Holding the boom pole above shot ensures that the optimum pickup area of the mic is directed towards the subject's mouth, and then towards the ground - which we assume won't be generating much noise. This will give you natural-sounding dialogue, which is well-isolated from the ambience of the surroundings. In addition, the boom and mic will both be well out of the actor's way, leaving them free to roam the scene and not feel distracted by the sight of it.
If you absolutely must boom from below, ensure you switch off any noisy air conditioners or fans that will almost certainly be picked up by your microphones in an indoor setting. When listening back, you may find dialogue more bass-heavy after being captured from beneath. This is to be expected from alternate mic positions, so be prepared for a little extra work in post production to match the tone of your other dialogue to this take.
As for booming from the sides, this is not standard practice. There will naturally be a lot of ambient noise in a horizontal plane, which will sit in line with your actors and mic in this placement situation. This noise will definitely make its way into your recording, ruining your ideal signal-to-noise ratio.
Manufacturers such as ourselves understand that nobody wants to support a heavy object above their head all day long. This is why booms are generally constructed out of aluminium or carbon fibre, to keep weight minimised. The R?DE Boompole, Mini Boompole and Micro Boompole are made of the former material, while the R?DE Boompole Pro and Micro Boompole Pro are designed with the latter.
You'll find it much easier to support weight that is close to your body, rather than further away. For this reason, it is best to keep your arms close to your head, and hold them straight up. Use your front arm as the main pivot point and lock your elbow to support the majority of the boom's weight. Try to position your hand as close to the centre of the pole length as possible, to give you a better centre of gravity (though this may not be possible if the pole is fully extended).
If the pole is found to be unsafe to climb or to work from, it must be secured so that it does not fail while an employee is on it. The cleaning pole can be secured by a line truck boom, by ropes or guys, or by lashing a new pole alongside it. If a new one is lashed alongside the defective pole, work should be performed from the new one.

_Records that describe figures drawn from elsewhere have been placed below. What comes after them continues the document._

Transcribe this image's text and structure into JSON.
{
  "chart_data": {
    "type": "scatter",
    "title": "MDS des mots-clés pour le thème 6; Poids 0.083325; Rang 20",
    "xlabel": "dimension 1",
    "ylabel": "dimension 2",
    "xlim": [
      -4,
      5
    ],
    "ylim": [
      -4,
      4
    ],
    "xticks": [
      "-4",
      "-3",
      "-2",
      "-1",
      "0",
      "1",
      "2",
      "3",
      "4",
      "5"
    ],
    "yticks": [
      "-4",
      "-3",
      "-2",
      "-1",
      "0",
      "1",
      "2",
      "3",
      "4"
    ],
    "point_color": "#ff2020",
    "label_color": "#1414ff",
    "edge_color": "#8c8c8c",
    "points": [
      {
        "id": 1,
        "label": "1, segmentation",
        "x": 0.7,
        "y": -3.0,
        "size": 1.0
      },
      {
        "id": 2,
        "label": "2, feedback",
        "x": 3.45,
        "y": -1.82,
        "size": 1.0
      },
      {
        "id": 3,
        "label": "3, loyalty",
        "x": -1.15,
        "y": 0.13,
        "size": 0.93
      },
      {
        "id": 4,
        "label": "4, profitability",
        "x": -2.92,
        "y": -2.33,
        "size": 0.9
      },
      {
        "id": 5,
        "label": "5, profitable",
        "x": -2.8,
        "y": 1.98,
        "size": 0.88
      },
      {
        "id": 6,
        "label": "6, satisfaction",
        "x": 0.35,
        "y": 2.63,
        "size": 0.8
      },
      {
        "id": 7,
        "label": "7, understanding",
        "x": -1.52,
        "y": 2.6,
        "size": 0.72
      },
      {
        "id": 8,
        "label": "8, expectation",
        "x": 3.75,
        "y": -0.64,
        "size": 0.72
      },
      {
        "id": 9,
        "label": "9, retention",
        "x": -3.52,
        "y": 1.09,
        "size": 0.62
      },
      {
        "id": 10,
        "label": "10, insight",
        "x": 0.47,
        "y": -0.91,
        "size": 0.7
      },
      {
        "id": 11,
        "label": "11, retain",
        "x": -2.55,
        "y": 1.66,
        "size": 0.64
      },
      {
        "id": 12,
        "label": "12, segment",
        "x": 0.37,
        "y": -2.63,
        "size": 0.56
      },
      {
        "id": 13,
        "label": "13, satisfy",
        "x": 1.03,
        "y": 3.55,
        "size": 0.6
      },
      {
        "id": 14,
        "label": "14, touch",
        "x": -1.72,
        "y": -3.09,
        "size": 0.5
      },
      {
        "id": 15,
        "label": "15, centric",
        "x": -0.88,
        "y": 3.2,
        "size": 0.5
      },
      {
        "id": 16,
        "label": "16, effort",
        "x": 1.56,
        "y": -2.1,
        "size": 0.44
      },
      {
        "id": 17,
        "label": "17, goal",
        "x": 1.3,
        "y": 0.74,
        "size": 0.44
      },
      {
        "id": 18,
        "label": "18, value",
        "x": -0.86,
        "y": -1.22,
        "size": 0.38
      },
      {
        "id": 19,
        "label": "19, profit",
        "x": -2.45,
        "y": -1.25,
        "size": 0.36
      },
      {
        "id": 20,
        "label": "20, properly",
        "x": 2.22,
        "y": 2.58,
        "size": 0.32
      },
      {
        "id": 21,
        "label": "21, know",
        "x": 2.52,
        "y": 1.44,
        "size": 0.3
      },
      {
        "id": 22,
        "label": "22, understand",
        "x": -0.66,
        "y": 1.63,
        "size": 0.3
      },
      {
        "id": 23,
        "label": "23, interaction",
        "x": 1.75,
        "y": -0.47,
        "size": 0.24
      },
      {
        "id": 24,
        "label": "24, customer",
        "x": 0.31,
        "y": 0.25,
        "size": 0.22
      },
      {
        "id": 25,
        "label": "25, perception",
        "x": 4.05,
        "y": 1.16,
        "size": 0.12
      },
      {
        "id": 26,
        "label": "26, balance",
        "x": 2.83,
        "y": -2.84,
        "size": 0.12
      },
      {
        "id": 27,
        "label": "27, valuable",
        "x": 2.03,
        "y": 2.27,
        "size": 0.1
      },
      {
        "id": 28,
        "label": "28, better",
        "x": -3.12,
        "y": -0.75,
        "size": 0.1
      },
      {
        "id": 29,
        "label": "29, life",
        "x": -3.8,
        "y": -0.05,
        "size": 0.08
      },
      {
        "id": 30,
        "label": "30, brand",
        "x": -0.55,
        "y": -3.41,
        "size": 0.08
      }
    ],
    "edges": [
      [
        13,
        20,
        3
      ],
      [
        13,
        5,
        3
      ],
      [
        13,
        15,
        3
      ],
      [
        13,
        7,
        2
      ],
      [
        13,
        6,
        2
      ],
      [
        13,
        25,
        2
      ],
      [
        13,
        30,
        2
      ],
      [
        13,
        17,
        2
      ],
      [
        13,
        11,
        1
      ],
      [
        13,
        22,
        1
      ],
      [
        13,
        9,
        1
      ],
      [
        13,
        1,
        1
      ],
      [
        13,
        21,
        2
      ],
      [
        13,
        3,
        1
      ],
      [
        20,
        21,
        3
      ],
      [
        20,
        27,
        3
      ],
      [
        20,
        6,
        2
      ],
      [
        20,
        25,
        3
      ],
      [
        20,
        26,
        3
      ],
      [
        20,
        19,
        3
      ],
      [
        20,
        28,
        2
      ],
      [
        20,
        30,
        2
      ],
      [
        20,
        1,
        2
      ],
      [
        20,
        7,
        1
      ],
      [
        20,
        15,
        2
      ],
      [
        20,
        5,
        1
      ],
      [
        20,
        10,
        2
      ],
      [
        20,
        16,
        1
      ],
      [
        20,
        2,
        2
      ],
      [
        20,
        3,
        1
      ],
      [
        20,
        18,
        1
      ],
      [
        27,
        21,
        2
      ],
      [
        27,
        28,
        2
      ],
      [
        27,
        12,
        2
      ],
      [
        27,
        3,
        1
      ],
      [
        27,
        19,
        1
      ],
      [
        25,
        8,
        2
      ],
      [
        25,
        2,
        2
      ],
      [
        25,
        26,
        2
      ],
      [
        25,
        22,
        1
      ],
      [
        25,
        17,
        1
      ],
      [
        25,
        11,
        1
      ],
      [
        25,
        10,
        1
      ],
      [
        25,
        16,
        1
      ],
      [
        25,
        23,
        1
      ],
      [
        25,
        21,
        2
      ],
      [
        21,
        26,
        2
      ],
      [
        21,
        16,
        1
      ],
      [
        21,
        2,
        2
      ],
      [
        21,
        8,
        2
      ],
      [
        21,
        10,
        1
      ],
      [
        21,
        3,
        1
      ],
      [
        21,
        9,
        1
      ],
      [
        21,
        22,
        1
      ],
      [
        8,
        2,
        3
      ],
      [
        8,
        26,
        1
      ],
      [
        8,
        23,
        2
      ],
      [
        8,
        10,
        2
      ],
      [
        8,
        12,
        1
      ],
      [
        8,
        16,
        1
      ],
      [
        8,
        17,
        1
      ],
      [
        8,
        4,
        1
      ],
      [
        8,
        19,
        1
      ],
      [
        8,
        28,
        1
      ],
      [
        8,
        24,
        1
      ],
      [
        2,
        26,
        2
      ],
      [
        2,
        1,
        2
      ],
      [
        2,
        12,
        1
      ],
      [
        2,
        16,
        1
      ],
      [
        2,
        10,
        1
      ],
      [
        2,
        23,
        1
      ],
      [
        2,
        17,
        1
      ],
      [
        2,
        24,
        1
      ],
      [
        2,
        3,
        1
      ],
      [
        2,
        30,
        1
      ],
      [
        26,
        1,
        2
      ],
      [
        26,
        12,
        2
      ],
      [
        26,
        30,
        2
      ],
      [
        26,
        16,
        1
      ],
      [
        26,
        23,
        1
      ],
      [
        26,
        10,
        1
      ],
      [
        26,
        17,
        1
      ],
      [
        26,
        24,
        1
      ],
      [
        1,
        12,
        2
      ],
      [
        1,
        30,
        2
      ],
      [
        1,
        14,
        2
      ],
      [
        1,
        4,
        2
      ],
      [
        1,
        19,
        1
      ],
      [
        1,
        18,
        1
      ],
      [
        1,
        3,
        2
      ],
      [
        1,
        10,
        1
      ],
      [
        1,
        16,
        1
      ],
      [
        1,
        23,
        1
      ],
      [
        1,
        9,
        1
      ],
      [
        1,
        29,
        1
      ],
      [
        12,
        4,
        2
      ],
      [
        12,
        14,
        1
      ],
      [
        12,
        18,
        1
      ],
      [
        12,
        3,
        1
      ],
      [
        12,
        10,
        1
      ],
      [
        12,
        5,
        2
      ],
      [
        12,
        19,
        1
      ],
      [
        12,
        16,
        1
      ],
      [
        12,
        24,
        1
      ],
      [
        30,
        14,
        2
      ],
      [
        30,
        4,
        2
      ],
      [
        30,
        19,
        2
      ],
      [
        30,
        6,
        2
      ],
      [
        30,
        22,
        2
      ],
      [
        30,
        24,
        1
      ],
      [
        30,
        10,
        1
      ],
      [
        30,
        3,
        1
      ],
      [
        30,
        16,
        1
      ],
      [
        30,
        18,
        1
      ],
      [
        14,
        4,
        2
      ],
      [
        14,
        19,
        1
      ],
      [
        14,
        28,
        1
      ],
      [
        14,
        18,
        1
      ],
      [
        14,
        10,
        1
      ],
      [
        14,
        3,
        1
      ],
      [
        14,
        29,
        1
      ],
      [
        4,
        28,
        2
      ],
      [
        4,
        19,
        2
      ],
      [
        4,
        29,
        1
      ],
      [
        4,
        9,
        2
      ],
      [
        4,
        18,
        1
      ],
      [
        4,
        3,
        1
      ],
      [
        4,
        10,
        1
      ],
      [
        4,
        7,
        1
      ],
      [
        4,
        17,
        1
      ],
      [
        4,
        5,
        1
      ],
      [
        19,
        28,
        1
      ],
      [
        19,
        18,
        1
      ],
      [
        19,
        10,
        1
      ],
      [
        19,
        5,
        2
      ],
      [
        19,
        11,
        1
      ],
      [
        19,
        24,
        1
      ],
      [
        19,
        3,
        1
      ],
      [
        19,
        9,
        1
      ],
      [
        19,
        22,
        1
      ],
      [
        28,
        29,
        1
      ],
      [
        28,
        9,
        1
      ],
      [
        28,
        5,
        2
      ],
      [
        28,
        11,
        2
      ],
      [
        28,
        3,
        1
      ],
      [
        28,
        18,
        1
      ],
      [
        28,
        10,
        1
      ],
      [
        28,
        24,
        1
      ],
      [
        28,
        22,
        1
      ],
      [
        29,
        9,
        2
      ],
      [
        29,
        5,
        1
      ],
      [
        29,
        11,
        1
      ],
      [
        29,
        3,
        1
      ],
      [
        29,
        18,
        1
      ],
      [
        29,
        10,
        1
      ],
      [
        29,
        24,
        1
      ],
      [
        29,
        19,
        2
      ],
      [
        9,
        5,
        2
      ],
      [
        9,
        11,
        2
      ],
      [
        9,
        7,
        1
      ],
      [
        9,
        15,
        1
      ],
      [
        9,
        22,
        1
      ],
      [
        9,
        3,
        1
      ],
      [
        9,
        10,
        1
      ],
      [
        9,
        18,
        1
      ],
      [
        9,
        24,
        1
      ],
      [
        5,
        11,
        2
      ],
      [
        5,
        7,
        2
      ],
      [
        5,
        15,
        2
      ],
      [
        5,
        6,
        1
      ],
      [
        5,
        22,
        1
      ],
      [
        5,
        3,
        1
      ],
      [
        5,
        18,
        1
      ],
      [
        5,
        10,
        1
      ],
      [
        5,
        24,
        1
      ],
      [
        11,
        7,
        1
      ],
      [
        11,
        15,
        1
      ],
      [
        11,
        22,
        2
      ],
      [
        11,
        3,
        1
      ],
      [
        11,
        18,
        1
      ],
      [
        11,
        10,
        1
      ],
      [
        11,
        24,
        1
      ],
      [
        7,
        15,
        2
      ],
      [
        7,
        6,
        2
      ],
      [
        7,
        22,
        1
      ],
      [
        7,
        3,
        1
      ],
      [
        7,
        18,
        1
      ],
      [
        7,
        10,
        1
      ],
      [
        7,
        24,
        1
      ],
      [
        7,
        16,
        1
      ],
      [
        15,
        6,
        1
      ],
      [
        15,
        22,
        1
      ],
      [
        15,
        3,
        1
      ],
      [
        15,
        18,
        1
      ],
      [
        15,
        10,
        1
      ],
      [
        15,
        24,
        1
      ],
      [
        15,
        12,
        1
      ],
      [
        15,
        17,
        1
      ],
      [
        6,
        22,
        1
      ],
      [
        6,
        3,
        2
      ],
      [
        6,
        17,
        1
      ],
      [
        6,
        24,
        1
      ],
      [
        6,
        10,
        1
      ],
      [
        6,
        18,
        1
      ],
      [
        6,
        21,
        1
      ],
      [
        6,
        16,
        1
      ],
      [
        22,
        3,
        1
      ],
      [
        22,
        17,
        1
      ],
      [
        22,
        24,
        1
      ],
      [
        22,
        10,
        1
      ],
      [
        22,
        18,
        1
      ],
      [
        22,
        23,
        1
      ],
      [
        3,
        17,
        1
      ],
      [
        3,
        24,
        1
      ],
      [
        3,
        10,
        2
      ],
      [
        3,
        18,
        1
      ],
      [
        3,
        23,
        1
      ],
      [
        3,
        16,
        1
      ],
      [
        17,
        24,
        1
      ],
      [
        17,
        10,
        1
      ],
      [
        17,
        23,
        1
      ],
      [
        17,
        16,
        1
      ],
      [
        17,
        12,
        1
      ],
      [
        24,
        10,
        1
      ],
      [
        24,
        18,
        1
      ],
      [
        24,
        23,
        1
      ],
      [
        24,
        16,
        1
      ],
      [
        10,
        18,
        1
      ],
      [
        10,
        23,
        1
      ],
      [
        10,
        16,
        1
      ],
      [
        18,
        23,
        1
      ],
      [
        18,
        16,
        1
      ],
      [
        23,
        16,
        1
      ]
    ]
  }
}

II. Inspection of Wood Poles
Wood poles should be inspected by a qualified employee for the following conditions: (2)
Footnote (2): The presence of any of these conditions is an indication that the pole may not be safe to climb or to work from. The employee performing the inspection must be qualified to make a determination as to whether or not it is safe to perform the work without taking additional precautions.
A. General Condition
The pole should be inspected for buckling at the ground line and for an unusual angle with respect to the ground. Buckling and odd angles may indicate that the pole has rotted or is broken.
The pole should be inspected for cracks. Horizontal cracks perpendicular to the grain of the wood may weaken the rescue pole. Vertical ones, although not considered to be a sign of a defective pole, can pose a hazard to the climber, and the employee should keep his or her gaffs away from them while climbing.
Hollow spots and woodpecker holes can reduce the strength of a wood pole.
D. Shell Rot and Decay
Rotting and decay are cutout hazards and are possible indications of the age and internal condition of the pole.
One large knot or several smaller ones at the same height on the pole may be evidence of a weak point on the pole.
F. Depth of Setting
Evidence of the existence of a former ground line substantially above the existing ground level may be an indication that the pole is no longer buried to a sufficient extent.
G. Soil Conditions
Soft, wet or loose soil may not support any changes of stress on the camera pole.
H. Burn Marks
Burning from transformer failures or conductor faults could damage the pole so that it cannot withstand mechanical stress changes.